Difficulty of Concurrency (Especially in C++)

  • Several commenters report that multithreading in C/C++ quickly leads to crashes, segfaults, and elusive bugs.
  • Others push back, saying it’s “challenging but manageable” if you stay at higher-level primitives (mutexes, condition variables, semaphores) and follow well-known patterns.
  • There’s broad agreement that concurrency is inherently hard due to CPU/memory behavior; C/C++ expose that complexity with few safety nets.

Language Choices: C++, Rust, and Others

  • One side argues C++ is “just a thin layer” over hardware, while Rust/VM languages make deliberate tradeoffs to enforce safer sharing.
  • Critics of Rust claim its ownership model pushes designs toward shared ownership (e.g., shared pointers), hurting performance in multicore-heavy code.
  • Others counter that Rust forces you to model actual ownership correctly and that poor designs are a user problem, not a language problem.
  • There’s debate over how common C++ really is in “systems programming”: some see it as central; others claim C and shell/Python/Java are more prevalent, calling C++ niche in that space.

Concurrency Primitives, Memory Models, and “Lock-Free”

  • Strong interest in low-level primitives: atomics, mutexes, condition variables, memory orderings, and barriers.
  • “Lock-free” is called an overloaded and often misleading term; commenters distinguish:
    • Mutual exclusion (locks),
    • Optimistic/lock-free algorithms with retries,
    • Partitioned structures (e.g., ring buffers/message queues) that avoid interference.
  • Many recommend high-level designs: message-passing queues, actor-like models, and process-level parallelism before custom lock-free structures.
  • The C/C++ memory model (acquire/release, sequential consistency, etc.) is described as complex and arguably designed more for compiler writers than algorithm designers.
  • Some advise using only sequentially consistent atomics via well-tested data structures; others argue that making SC the default hides deeper ordering issues and can be needlessly slow.
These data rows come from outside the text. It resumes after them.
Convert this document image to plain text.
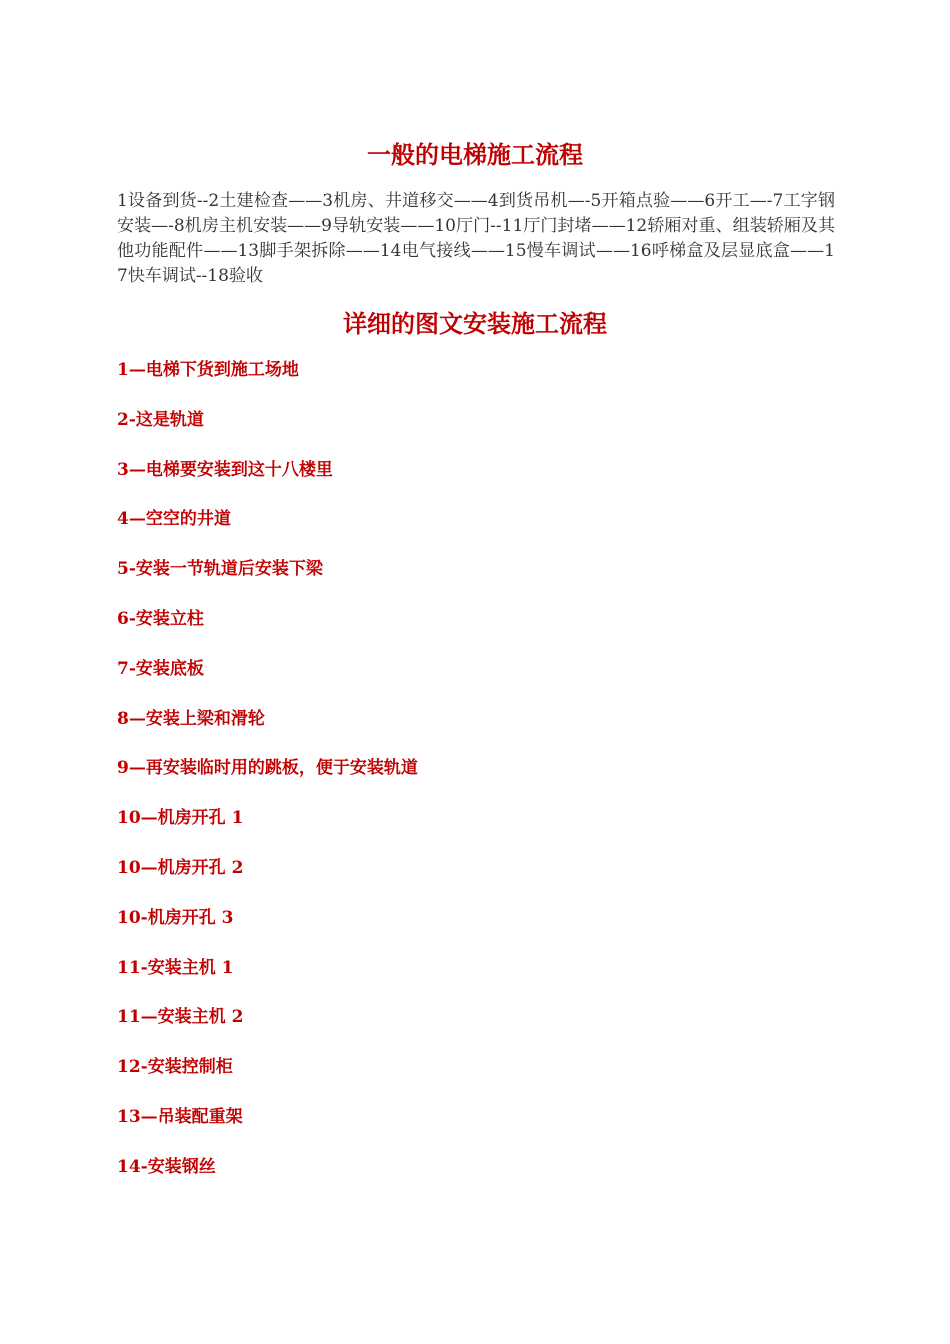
一般的电梯施工流程

1设备到货--2土建检查——3机房、井道移交——4到货吊机—-5开箱点验——6开工—-7工字钢安装—-8机房主机安装——9导轨安装——10厅门--11厅门封堵——12轿厢对重、组装轿厢及其他功能配件——13脚手架拆除——14电气接线——15慢车调试——16呼梯盒及层显底盒——17快车调试--18验收

详细的图文安装施工流程
1—电梯下货到施工场地
2-这是轨道
3—电梯要安装到这十八楼里
4—空空的井道
5-安装一节轨道后安装下梁
6-安装立柱
7-安装底板
8—安装上梁和滑轮
9—再安装临时用的跳板，便于安装轨道
10—机房开孔 1
10—机房开孔 2
10-机房开孔 3
11-安装主机 1
11—安装主机 2
12-安装控制柜
13—吊装配重架
14-安装钢丝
Learning, Tooling, and Education

  • Formal CS education is seen by some as very helpful for understanding concurrency, but others emphasize that disciplined self-study can suffice.
  • Suggested learning path: understand loads/stores, pipelines, consistency models, cache coherence, then atomics, locks, and barriers, and only then language-level constructs.
  • Debugging atomic/order bugs is reported as extremely time-consuming; suggestions include model-checking tools, exhaustive or randomized interleaving testers, and “rubber duck” explanation as aids.

Formats and Miscellaneous

  • For reading the paper, people share a LaTeX source repo and show how to convert it to EPUB for Kindle; multi-column PDFs are considered painful on small devices.
  • A brief side thread revisits the Parallella “supercomputer” board and notes its effective end-of-life and the team’s shift to ASIC work.